The EJB specification outlines two types of exceptions. Application exceptions: Checked exceptions that extend exception, and do not cause the container to roll back. System exceptions: Unchecked exceptions that extend runtime exception, and cause the container to roll back. Throwing a JMS Runtime Exception will cause the container to roll back but throwing a JMS Exception will not. If a roll back is needed, the setRollBackOnly must be explicitly called or a system exception, such as EJB Exception, re-thrown. This chapter showed that integration with messaging is a loosely coupled asynchronous form of communication between components. MOM can be seen as a buffer between systems that need to produce and consume messages at their own pace.

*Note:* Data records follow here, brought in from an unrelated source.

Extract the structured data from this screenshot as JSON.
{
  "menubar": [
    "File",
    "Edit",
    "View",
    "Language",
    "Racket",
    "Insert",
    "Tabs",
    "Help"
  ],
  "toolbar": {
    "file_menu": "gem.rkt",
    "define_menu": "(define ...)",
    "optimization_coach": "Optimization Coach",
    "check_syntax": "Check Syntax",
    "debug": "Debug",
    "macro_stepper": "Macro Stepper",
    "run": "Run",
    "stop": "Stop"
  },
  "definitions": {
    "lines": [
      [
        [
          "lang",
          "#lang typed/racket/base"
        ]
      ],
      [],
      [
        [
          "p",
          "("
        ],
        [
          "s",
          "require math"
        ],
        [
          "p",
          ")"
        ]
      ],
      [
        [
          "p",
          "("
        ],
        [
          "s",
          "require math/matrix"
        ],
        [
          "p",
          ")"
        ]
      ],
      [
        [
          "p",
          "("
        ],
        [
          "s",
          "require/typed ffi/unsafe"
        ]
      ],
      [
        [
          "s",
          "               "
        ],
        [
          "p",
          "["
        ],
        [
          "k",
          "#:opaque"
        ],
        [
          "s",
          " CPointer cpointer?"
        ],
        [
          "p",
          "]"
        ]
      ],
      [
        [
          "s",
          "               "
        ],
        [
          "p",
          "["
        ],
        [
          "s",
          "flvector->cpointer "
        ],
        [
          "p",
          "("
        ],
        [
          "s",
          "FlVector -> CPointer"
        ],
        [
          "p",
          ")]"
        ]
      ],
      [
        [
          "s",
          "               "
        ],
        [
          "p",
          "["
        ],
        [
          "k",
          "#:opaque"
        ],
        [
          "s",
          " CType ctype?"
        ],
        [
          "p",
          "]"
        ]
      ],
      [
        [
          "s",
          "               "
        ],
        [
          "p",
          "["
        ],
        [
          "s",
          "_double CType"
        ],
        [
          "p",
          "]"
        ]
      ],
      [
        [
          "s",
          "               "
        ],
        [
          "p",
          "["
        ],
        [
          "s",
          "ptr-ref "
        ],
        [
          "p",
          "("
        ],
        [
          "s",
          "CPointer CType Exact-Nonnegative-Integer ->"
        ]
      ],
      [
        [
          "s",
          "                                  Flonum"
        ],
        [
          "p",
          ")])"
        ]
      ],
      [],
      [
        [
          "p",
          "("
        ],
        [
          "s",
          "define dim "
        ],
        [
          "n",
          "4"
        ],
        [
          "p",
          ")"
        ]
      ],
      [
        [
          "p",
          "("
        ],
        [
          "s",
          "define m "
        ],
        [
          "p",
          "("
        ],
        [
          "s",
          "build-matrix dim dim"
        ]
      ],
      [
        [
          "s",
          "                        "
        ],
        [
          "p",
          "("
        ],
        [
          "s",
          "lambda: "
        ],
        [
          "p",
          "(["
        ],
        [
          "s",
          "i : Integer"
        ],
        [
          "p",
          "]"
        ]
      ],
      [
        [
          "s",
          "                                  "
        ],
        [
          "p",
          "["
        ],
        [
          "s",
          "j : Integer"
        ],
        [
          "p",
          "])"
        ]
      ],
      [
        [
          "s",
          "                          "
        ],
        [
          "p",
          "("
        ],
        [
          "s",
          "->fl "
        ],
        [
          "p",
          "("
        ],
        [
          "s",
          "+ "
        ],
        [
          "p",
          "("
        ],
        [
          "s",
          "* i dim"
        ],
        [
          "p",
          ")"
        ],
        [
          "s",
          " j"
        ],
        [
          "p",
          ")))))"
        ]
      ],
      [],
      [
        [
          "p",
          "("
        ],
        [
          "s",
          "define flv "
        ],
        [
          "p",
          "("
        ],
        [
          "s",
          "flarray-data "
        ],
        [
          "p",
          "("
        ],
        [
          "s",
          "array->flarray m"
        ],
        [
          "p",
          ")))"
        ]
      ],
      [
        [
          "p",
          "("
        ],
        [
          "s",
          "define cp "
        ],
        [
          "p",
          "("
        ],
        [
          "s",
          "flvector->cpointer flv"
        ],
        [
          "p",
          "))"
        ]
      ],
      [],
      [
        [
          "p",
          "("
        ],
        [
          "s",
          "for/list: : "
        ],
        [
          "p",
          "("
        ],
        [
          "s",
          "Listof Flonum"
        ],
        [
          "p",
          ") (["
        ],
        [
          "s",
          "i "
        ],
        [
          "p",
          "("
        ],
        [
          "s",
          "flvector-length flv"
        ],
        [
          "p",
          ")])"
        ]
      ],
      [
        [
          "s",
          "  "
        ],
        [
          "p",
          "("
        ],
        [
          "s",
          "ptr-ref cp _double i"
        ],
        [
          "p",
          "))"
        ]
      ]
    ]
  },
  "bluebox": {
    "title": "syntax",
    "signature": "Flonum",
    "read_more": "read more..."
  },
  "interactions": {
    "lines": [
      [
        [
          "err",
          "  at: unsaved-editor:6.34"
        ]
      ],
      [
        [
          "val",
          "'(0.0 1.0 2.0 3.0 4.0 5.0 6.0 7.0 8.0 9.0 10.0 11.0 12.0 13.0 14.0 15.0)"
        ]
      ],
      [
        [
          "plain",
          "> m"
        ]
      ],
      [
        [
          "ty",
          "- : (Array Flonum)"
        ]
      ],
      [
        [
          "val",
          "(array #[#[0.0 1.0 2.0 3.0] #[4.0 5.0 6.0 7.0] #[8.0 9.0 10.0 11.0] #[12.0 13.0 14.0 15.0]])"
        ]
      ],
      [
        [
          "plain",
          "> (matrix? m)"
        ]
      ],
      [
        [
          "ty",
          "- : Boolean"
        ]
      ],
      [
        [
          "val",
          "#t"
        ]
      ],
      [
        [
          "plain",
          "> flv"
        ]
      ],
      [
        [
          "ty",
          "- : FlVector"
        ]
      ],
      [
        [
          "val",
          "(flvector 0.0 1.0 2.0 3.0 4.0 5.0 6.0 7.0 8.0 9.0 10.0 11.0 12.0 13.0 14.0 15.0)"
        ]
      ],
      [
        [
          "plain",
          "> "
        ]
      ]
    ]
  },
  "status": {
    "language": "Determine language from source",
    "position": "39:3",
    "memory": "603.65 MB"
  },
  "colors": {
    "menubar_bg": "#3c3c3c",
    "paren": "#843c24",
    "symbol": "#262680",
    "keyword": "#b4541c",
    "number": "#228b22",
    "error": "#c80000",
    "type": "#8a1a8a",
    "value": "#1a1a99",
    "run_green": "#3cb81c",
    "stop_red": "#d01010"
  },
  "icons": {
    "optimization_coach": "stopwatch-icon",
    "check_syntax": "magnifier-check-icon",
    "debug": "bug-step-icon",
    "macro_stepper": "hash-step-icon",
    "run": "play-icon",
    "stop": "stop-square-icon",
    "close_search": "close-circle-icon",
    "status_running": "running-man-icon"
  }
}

This is different from the RPC Architecture, such as RMI, in which clients need to know the methods of an available service. The first section of this chapter concentrated on the JMS API, classical and simplified, and its vocabulary. The asynchronous model is a very powerful API that can be used in a Java SC or Java EE environment, and is based on P2P and pub sub connection factories, destinations, connections, sessions, messages, header, properties, body of different types, text, object, map, stream, bytes, selectors, and other reliability mechanisms, such as acknowledgement or durability. Java EE has a special enterprise component to consume messages, MDBs. Also in this chapter, showed how MDBs could be used as asynchronous consumers, and how they rely on their container to take care of several services. Lifecycle, inceptors, transactions, security, concurrency, message acknowledgement, etc. So, that's it. Hope to see you in our next lesson. Have a nice day.